The greatest seasons in NCAA wrestling history can and will be debated. Eras are difficult to compare. As time wears on, many forget the stories of the champions, even more so those that they defeated in getting there. Still, the mystique surrounding a wrestler who wins every battle, defeating each foe who steps on the mat against him on his way to a national championship remains powerful. To have a little fun as we continue to wait for the season to begin, I decided to take a look at the best seasons in Division I wrestling history for each different win total, 11 through 55. Some of the decisions were easy, there has only been one wrestler to ever win a D1 title after going 55-0 for example, but others were incredibly tough. Choosing the best 34-0 season had me splitting hairs as the list of legendary athletes who have earned that record is long.
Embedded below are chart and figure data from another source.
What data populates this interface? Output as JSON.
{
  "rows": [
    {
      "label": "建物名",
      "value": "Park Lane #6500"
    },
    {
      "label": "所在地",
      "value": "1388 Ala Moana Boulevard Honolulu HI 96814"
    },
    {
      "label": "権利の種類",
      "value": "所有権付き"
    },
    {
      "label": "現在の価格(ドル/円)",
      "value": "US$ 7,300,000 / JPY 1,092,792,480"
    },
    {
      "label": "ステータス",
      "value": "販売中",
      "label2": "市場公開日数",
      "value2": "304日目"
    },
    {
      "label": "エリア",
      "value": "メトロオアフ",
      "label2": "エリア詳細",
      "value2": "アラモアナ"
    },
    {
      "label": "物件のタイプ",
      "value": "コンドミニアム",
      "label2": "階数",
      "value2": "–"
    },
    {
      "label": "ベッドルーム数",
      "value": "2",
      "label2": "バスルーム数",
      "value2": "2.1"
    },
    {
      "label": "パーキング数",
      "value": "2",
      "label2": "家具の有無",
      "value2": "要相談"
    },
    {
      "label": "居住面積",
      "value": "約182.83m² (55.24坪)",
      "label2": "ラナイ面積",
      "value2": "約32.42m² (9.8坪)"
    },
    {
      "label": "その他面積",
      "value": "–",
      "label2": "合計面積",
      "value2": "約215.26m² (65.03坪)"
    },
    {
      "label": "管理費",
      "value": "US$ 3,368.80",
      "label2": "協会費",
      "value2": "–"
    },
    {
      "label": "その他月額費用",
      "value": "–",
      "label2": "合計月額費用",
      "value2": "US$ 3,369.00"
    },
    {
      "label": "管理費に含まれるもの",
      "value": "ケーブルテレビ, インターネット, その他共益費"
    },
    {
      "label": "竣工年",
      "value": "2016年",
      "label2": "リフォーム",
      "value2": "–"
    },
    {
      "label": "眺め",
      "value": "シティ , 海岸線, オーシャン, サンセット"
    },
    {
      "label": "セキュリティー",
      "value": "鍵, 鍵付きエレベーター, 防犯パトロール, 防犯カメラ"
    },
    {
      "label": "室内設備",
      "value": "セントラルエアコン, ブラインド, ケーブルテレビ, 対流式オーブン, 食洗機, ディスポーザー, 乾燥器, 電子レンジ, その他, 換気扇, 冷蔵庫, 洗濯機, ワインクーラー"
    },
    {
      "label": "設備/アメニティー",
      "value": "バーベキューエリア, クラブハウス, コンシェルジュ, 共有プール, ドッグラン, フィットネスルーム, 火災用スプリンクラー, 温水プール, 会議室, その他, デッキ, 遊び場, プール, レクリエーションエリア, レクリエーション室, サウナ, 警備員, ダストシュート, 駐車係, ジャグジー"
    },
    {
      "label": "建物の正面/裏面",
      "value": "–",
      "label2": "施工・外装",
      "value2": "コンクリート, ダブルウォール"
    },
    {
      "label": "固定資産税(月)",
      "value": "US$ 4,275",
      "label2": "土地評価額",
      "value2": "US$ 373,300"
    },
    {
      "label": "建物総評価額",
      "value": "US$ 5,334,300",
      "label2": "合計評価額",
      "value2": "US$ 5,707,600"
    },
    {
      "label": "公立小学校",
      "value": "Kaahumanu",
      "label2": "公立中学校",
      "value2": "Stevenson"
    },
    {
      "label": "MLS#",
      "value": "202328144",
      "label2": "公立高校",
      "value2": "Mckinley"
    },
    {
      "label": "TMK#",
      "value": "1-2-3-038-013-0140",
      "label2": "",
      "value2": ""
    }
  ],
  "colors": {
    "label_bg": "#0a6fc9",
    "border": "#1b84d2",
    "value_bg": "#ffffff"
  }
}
Today we continue our journey looking at win totals from 16 to 20. I used a blend of dominance, historical significance, and who a wrestler beat to make my choices. Win totals can be a little tricky to confirm, especially for older wrestlers, but using Jay Hammond’s historical work and school websites among other sources, this is what I came up with. We’ll be rolling out the list in increments of five throughout the fall so be on the lookout.
Dan Hodge (Oklahoma), 177, 1957
By the time Hodge was a senior, he had already been to the Olympics twice, earning a silver medal in 1956. His final year at the college level was his most dominant despite already having set a high standard. The Sooner pinned 15 of his 16 opponents, only an 8-2 decision in the NCAA semi-finals over fourth-seeded John Dustin (Oregon State) kept him from perfection, en route to claiming his third 177-pound title, capping an undefeated career. Hodge’s 1957 pin percentage remains the best ever recorded in program history in front of his 1956 season which sits second.
Kyle Snyder (Ohio State), 285, 2017
When Snyder’s junior year at Ohio State began, he already held the world and Olympic titles at 97 kg in addition to the NCAA heavyweight crown he won in March of 2016. Despite wrestling another international slate that kept him out of the Buckeye lineup at times, Snyder was dominant, winning 13 of his 17 matches by bonus points and scoring at least 13 points in all but two of his matches that did not end by fall. His amazing run was punctuated by a highlight reel moment when he picked Connor Medbery (Wisconsin) up completely off the mat during their finals match on his way to a takedown and a 6-3 win.
Jack Brisco (Oklahoma State), 191, 1965
The first native American to win an NCAA wrestling title, Brisco rebounded from a loss in the 1964 finals, his only college loss, to Harry Houska (Ohio), pinning three of his five opponents at the NCAA tournament during his flawless 1965 championship run. His win in the 191-pound final, by fall over Dan Pernat (Wisconsin), kept Oklahoma State alive for the team title and ensured the race would come down to the heavyweight final for the first time ever. However, when Jim Nance (Syracuse) beat Russ Winer (Oklahoma State), Iowa State took their first official team crown. Brisco would go on to have a long career as a professional wrestler.
Eddie Eichelberger (Lehigh), 147, 1955
After losing to three-time national champion Myron Roderick (Oklahoma State) at 137 in 1954, Eichelberger moved up to 147 at the 1955 NCAA tournament and completed a stellar season that saw him pin 14 of his 19 opponents, including four of five at the championship event. Using an innovative variant of the Granby Roll to put opponents on their back, Eichelberger was named Outstanding Wrestler, combining with his coach, Gerry Leeman, to become the first head coach/wrestler duo to have both won the award. Eddie’s 14 falls still rank second on Lehigh’s all-time single-season list. His pinning percentage from 1955 sits fourth all-time. Eichelberger would storm to another perfect season in 1956, ending his college career on a 40 match winning streak.
Gray Simons (Lock Haven), 115, 1962
After a fifth-place finish at the 1960 Olympics during which he took down defending world champion Ali Aliyev (USSR), who would go on to win five such titles, Simons returned to Lock Haven and was flawless as a junior in 1961. His senior season saw him extend his collegiate winning streak to 84 matches, become the first four-time NAIA champion, winning the Outstanding Wrestler award in each of those tournaments, then cap his career with his third NCAA title, winning his sixth OW at a national championship overall. After another trip to the Olympics in 1964, Simons enjoyed a long, successful coaching career at Lock Haven, Indiana State, Tennessee, where he led the team to an eighth-place finish in 1985 before the program was dropped in 1986, and finally Old Dominion.